1680.—"The Mauldar or Didwan [[Dewan]] that came with the Ruccas [[Roocka]] from Golcondah sent forward to Lingappa at Conjiveram."—Ft. St. Geo. Cons., 9th Novr. No. III., 38.

c. 1780.—"... having detected various frauds in the management of the Amuldar or renter ... (M. Lally) paid him 40,000 rupees."—Orme, iii. 496 (ed. 1803).

1793.—"The aumildars, or managers of the districts."—Dirom, p. 56.

1799.—"I wish that you would desire one of your people to communicate with the Amildar of Soondah respecting this road."—A. Wellesley to T. Munro, in Munro's Life, i. 335.

1804.—"I know the character of the Peshwah, and his ministers, and of every Mahratta amildar sufficiently well...."—Wellington, iii. 38.

1809.—"Of the aumil I saw nothing."—Ld. Valentia, i. 412.

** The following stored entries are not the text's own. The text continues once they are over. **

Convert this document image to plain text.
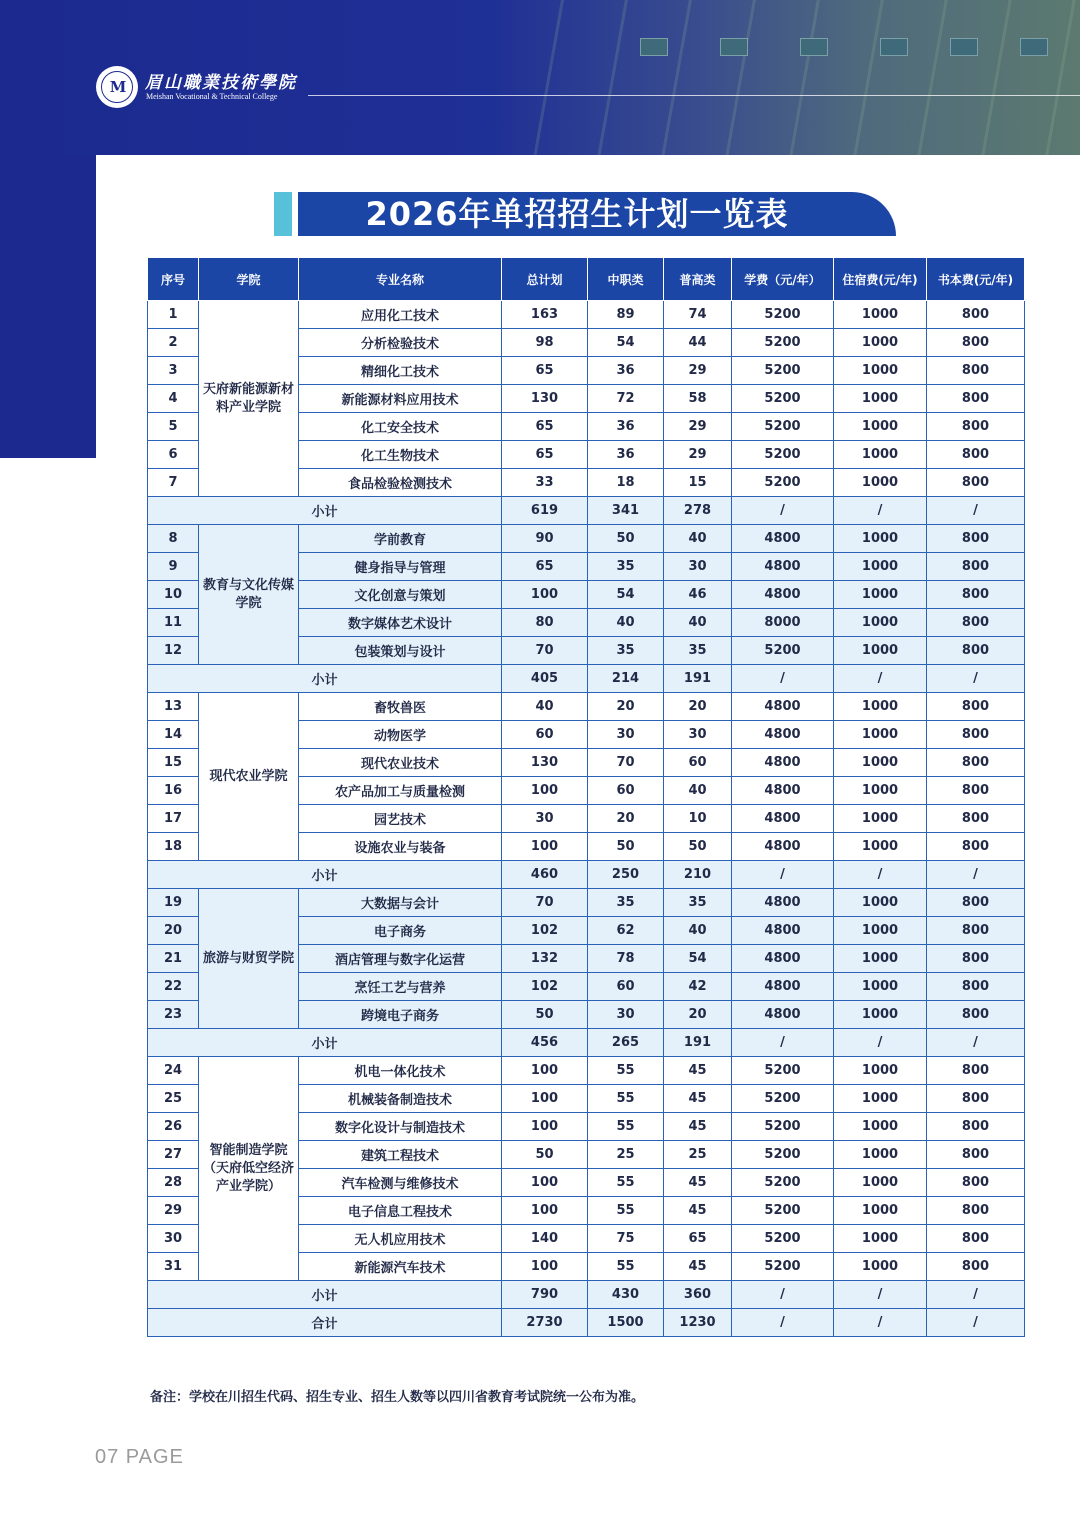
M	眉山職業技術學院
Meishan Vocational & Technical College
2026年单招招生计划一览表
序号	学院	专业名称	总计划	中职类	普高类	学费（元/年）	住宿费(元/年)	书本费(元/年)
1	天府新能源新材料产业学院	应用化工技术	163	89	74	5200	1000	800
2		分析检验技术	98	54	44	5200	1000	800
3		精细化工技术	65	36	29	5200	1000	800
4		新能源材料应用技术	130	72	58	5200	1000	800
5		化工安全技术	65	36	29	5200	1000	800
6		化工生物技术	65	36	29	5200	1000	800
7		食品检验检测技术	33	18	15	5200	1000	800
小计			619	341	278	/	/	/
8	教育与文化传媒学院	学前教育	90	50	40	4800	1000	800
9		健身指导与管理	65	35	30	4800	1000	800
10		文化创意与策划	100	54	46	4800	1000	800
11		数字媒体艺术设计	80	40	40	8000	1000	800
12		包装策划与设计	70	35	35	5200	1000	800
小计			405	214	191	/	/	/
13	现代农业学院	畜牧兽医	40	20	20	4800	1000	800
14		动物医学	60	30	30	4800	1000	800
15		现代农业技术	130	70	60	4800	1000	800
16		农产品加工与质量检测	100	60	40	4800	1000	800
17		园艺技术	30	20	10	4800	1000	800
18		设施农业与装备	100	50	50	4800	1000	800
小计			460	250	210	/	/	/
19	旅游与财贸学院	大数据与会计	70	35	35	4800	1000	800
20		电子商务	102	62	40	4800	1000	800
21		酒店管理与数字化运营	132	78	54	4800	1000	800
22		烹饪工艺与营养	102	60	42	4800	1000	800
23		跨境电子商务	50	30	20	4800	1000	800
小计			456	265	191	/	/	/
24	智能制造学院（天府低空经济产业学院）	机电一体化技术	100	55	45	5200	1000	800
25		机械装备制造技术	100	55	45	5200	1000	800
26		数字化设计与制造技术	100	55	45	5200	1000	800
27		建筑工程技术	50	25	25	5200	1000	800
28		汽车检测与维修技术	100	55	45	5200	1000	800
29		电子信息工程技术	100	55	45	5200	1000	800
30		无人机应用技术	140	75	65	5200	1000	800
31		新能源汽车技术	100	55	45	5200	1000	800
小计			790	430	360	/	/	/
合计			2730	1500	1230	/	/	/
备注：学校在川招生代码、招生专业、招生人数等以四川省教育考试院统一公布为准。
07 PAGE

AURUNG, s. H. from P. aurang, 'a place where goods are manufactured, a depôt for such goods.' During the Company's trading days this term was applied to their factories for the purchase, on advances, of native piece-goods, &c.

1778.—"... Gentoo-factors in their own pay to provide the investments at the different Aurungs or cloth markets in the province."—Orme, ii. 51.

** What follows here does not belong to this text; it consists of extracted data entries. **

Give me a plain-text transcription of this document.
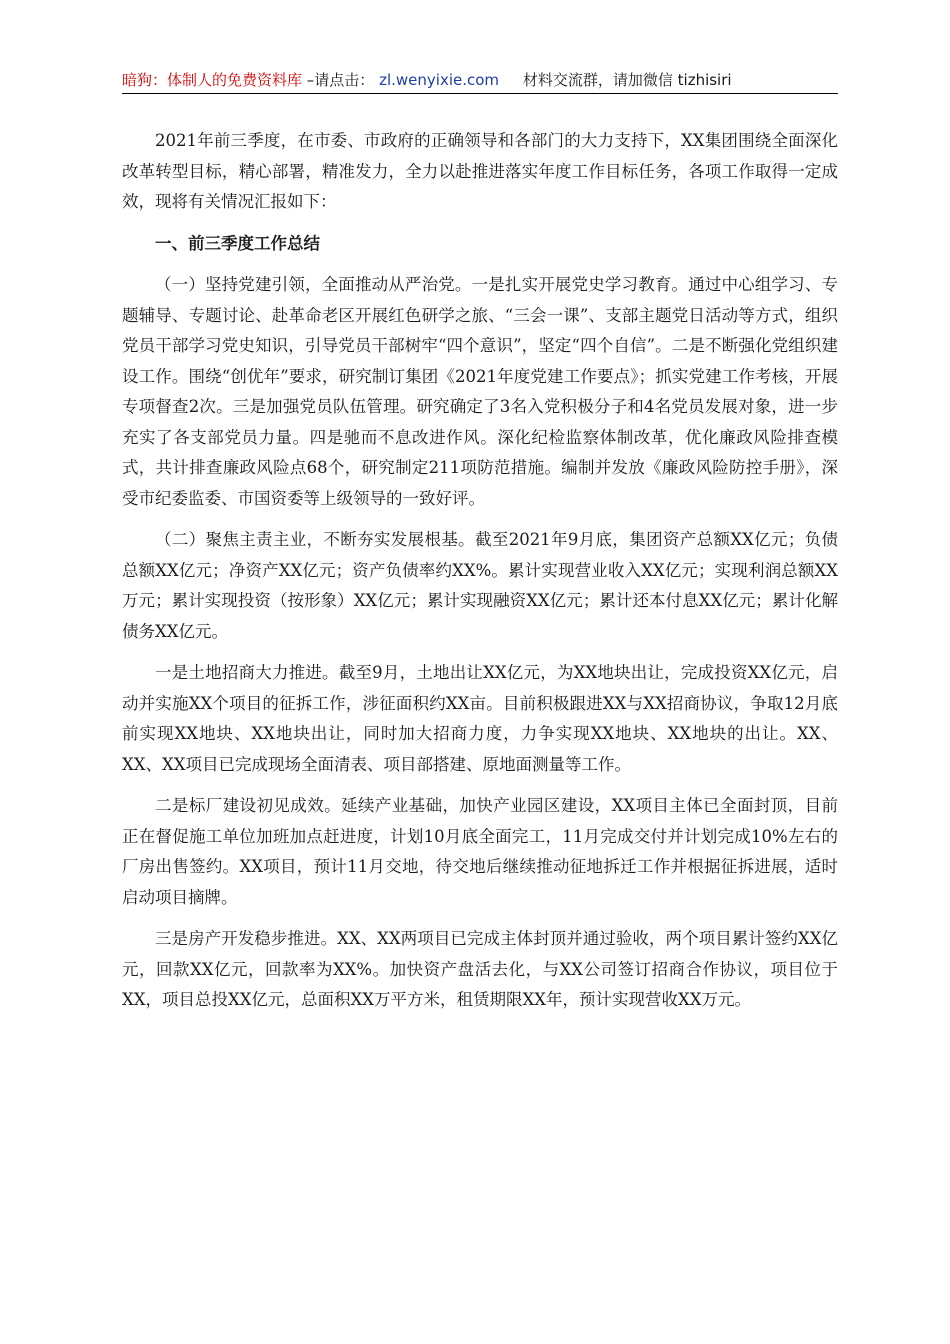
暗狗：体制人的免费资料库 –请点击： zl.wenyixie.com 材料交流群，请加微信 tizhisiri

2021年前三季度，在市委、市政府的正确领导和各部门的大力支持下，XX集团围绕全面深化改革转型目标，精心部署，精准发力，全力以赴推进落实年度工作目标任务，各项工作取得一定成效，现将有关情况汇报如下：

一、前三季度工作总结

（一）坚持党建引领，全面推动从严治党。一是扎实开展党史学习教育。通过中心组学习、专题辅导、专题讨论、赴革命老区开展红色研学之旅、“三会一课”、支部主题党日活动等方式，组织党员干部学习党史知识，引导党员干部树牢“四个意识”，坚定“四个自信”。二是不断强化党组织建设工作。围绕“创优年”要求，研究制订集团《2021年度党建工作要点》；抓实党建工作考核，开展专项督查2次。三是加强党员队伍管理。研究确定了3名入党积极分子和4名党员发展对象，进一步充实了各支部党员力量。四是驰而不息改进作风。深化纪检监察体制改革，优化廉政风险排查模式，共计排查廉政风险点68个，研究制定211项防范措施。编制并发放《廉政风险防控手册》，深受市纪委监委、市国资委等上级领导的一致好评。

（二）聚焦主责主业，不断夯实发展根基。截至2021年9月底，集团资产总额XX亿元；负债总额XX亿元；净资产XX亿元；资产负债率约XX%。累计实现营业收入XX亿元；实现利润总额XX万元；累计实现投资（按形象）XX亿元；累计实现融资XX亿元；累计还本付息XX亿元；累计化解债务XX亿元。

一是土地招商大力推进。截至9月，土地出让XX亿元，为XX地块出让，完成投资XX亿元，启动并实施XX个项目的征拆工作，涉征面积约XX亩。目前积极跟进XX与XX招商协议，争取12月底前实现XX地块、XX地块出让，同时加大招商力度，力争实现XX地块、XX地块的出让。XX、XX、XX项目已完成现场全面清表、项目部搭建、原地面测量等工作。

二是标厂建设初见成效。延续产业基础，加快产业园区建设，XX项目主体已全面封顶，目前正在督促施工单位加班加点赶进度，计划10月底全面完工，11月完成交付并计划完成10%左右的厂房出售签约。XX项目，预计11月交地，待交地后继续推动征地拆迁工作并根据征拆进展，适时启动项目摘牌。

三是房产开发稳步推进。XX、XX两项目已完成主体封顶并通过验收，两个项目累计签约XX亿元，回款XX亿元，回款率为XX%。加快资产盘活去化，与XX公司签订招商合作协议，项目位于XX，项目总投XX亿元，总面积XX万平方米，租赁期限XX年，预计实现营收XX万元。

1789.—"I doubt, however, very much whether he has had sufficient experience in the commercial line to enable him to manage so difficult and so important an aurung as Luckipore, which is almost the only one of any magnitude which supplies the species of coarse cloths which do not interfere with the British manufacture."—Cornwallis, i. 435.

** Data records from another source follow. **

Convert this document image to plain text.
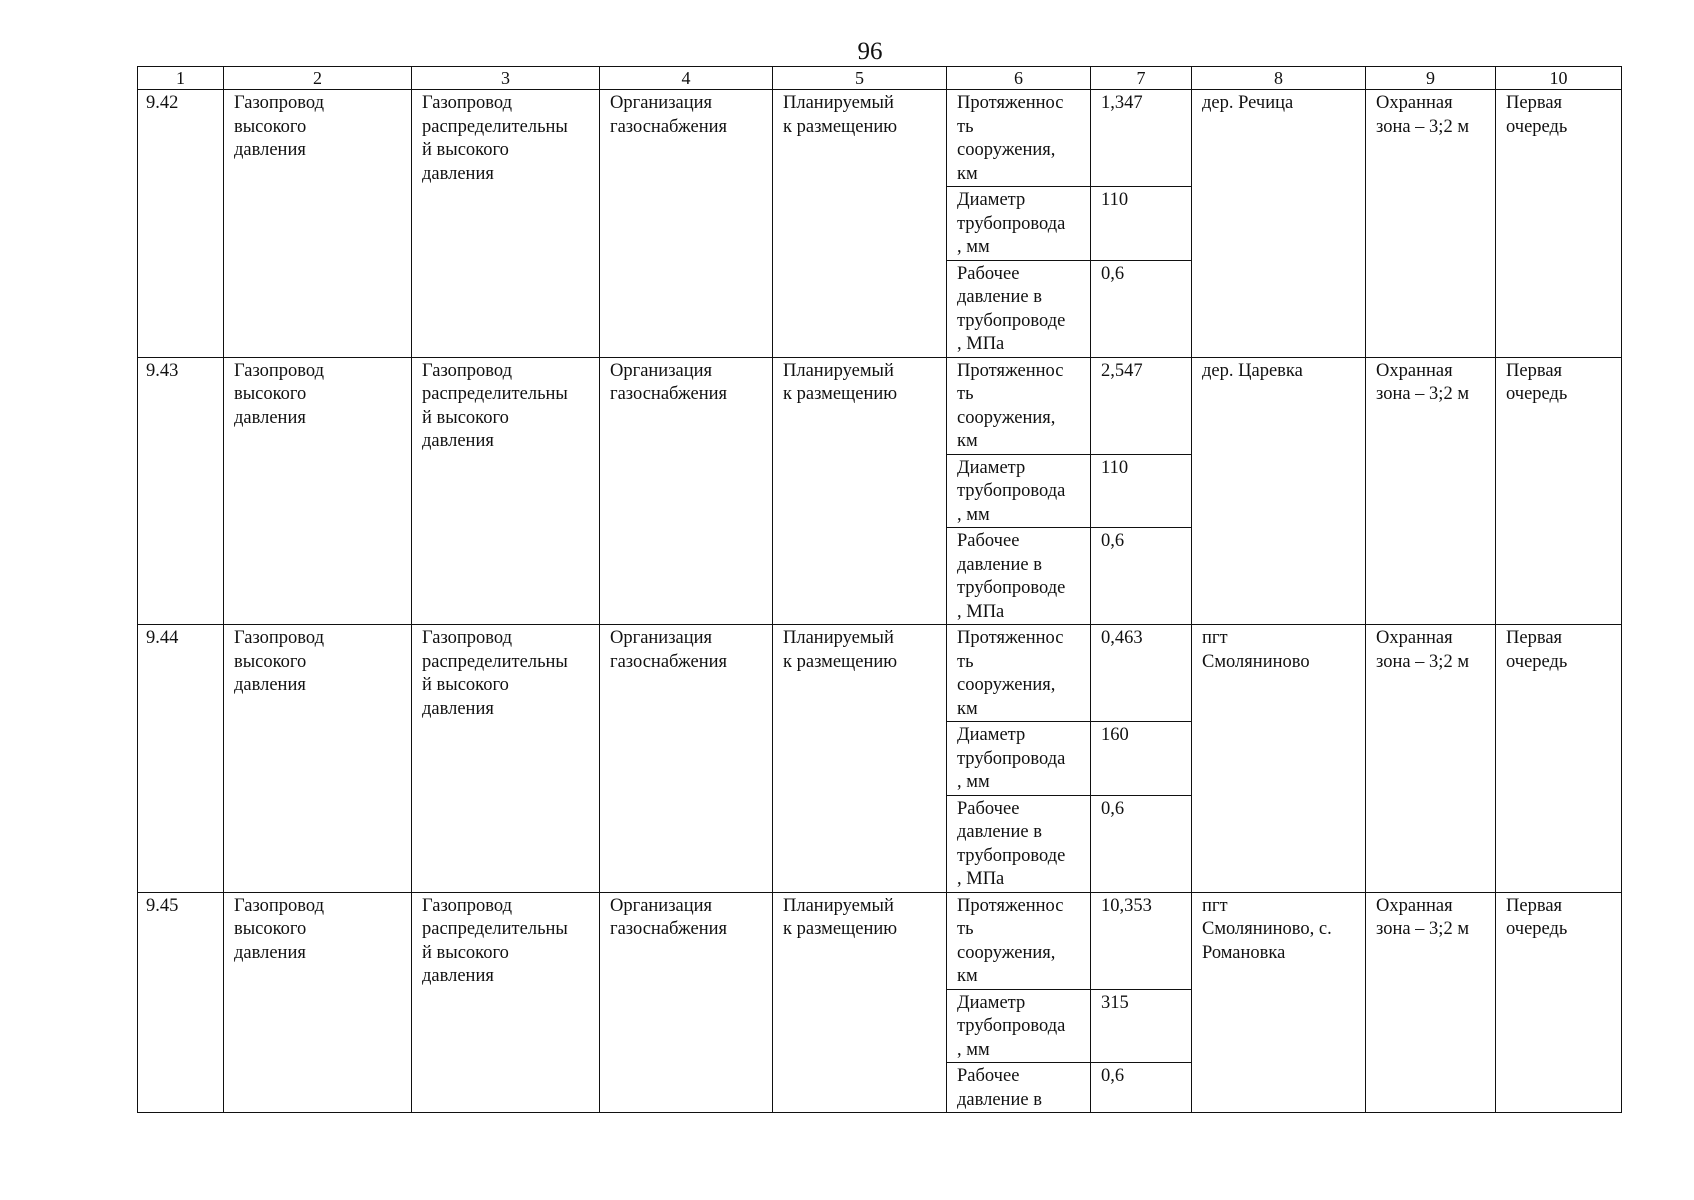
96
1	2	3	4	5	6	7	8	9	10

9.42	Газопровод
высокого
давления	Газопровод
распределительны
й высокого
давления	Организация
газоснабжения	Планируемый
к размещению	Протяженнос
ть
сооружения,
км	1,347	дер. Речица	Охранная
зона – 3;2 м	Первая
очередь

					Диаметр
трубопровода
, мм	110			

					Рабочее
давление в
трубопроводе
, МПа	0,6			

9.43	Газопровод
высокого
давления	Газопровод
распределительны
й высокого
давления	Организация
газоснабжения	Планируемый
к размещению	Протяженнос
ть
сооружения,
км	2,547	дер. Царевка	Охранная
зона – 3;2 м	Первая
очередь

					Диаметр
трубопровода
, мм	110			

					Рабочее
давление в
трубопроводе
, МПа	0,6			

9.44	Газопровод
высокого
давления	Газопровод
распределительны
й высокого
давления	Организация
газоснабжения	Планируемый
к размещению	Протяженнос
ть
сооружения,
км	0,463	пгт
Смоляниново	Охранная
зона – 3;2 м	Первая
очередь

					Диаметр
трубопровода
, мм	160			

					Рабочее
давление в
трубопроводе
, МПа	0,6			

9.45	Газопровод
высокого
давления	Газопровод
распределительны
й высокого
давления	Организация
газоснабжения	Планируемый
к размещению	Протяженнос
ть
сооружения,
км	10,353	пгт
Смоляниново, с.
Романовка	Охранная
зона – 3;2 м	Первая
очередь

					Диаметр
трубопровода
, мм	315			

					Рабочее
давление в	0,6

AVA, n.p. The name of the city which was for several centuries the capital of the Burmese Empire, and was applied often to that State itself. This name is borrowed, according to Crawfurd, from the form Awa or Awak used by the Malays. The proper Burmese form was Eng-wa, or 'the Lake-Mouth,' because the city was built near the opening of a lagoon into the Irawadi; but this was called, even by the Burmese, more popularly A-wā, 'The Mouth.' The city was founded A.D. 1364. The first European occurrence of the name, so far as we know, is (c. 1440) in the narrative of Nicolo Conti, and it appears again (no doubt from Conti's information) in the great World-Map of Fra Mauro at Venice (1459).